Grok 4.3 at $1.25/$2.50/M is a legitimately competitive value play for reasoning-heavy developer pipelines. It's not DeepSeek Athletic's $0.20/M hyperefficiency — but it's not OpenAI United's $30/M flagship pricing either. The Dynamo front office found a workable price band, and the model deserves it on benchmarks.
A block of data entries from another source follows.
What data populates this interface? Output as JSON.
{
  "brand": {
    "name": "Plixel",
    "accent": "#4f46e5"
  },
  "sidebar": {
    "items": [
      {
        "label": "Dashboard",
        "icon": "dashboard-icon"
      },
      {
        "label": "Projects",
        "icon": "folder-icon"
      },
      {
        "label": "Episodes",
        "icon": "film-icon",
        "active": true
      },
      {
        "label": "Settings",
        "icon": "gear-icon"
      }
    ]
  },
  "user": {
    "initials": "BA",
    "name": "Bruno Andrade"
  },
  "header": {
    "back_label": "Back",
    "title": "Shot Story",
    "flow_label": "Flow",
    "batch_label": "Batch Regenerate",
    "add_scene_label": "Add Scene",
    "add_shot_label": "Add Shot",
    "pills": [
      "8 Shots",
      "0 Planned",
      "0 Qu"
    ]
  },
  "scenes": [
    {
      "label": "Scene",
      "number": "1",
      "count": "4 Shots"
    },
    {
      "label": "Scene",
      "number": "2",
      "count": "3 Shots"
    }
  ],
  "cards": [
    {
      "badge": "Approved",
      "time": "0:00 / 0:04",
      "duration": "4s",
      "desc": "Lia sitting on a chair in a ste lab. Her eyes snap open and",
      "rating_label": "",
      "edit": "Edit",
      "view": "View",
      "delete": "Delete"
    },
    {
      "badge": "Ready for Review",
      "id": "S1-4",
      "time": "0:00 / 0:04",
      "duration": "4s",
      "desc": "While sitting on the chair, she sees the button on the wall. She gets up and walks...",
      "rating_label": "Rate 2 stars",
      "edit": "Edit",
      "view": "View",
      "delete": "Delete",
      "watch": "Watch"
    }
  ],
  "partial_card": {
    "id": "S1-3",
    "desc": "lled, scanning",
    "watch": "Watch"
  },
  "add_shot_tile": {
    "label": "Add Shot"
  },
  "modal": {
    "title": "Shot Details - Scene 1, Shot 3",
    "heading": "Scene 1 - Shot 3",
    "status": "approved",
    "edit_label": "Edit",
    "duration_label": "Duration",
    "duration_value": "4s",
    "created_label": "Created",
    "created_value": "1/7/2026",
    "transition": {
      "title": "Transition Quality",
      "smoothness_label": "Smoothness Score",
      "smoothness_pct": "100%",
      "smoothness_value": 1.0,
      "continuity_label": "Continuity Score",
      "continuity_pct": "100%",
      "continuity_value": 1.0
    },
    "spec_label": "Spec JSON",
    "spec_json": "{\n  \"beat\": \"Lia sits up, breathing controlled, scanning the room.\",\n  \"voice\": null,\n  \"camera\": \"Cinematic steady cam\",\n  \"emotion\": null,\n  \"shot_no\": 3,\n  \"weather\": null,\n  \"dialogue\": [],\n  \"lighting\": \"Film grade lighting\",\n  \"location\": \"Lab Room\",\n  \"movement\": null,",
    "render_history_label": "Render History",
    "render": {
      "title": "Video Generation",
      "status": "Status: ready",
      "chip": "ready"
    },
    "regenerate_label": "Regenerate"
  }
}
The SAF score of 48 is the number this card lives and dies by. Everything else says top-of-the-table. That number says: know what you're deploying.

#AILeague

Sources: xAI official announcements, TechCrunch reporting, NextBigFuture Arena analysis, SmythOS benchmarks review, Mem0 API pricing tracker. Scoring follows AIL·Player Card rubric: LMSYS Arena ELO as primary input, benchmark scores (AIME, GPQA, HLE, SWE-bench) as dimension calibrators, incident record and transparency as SAF inputs.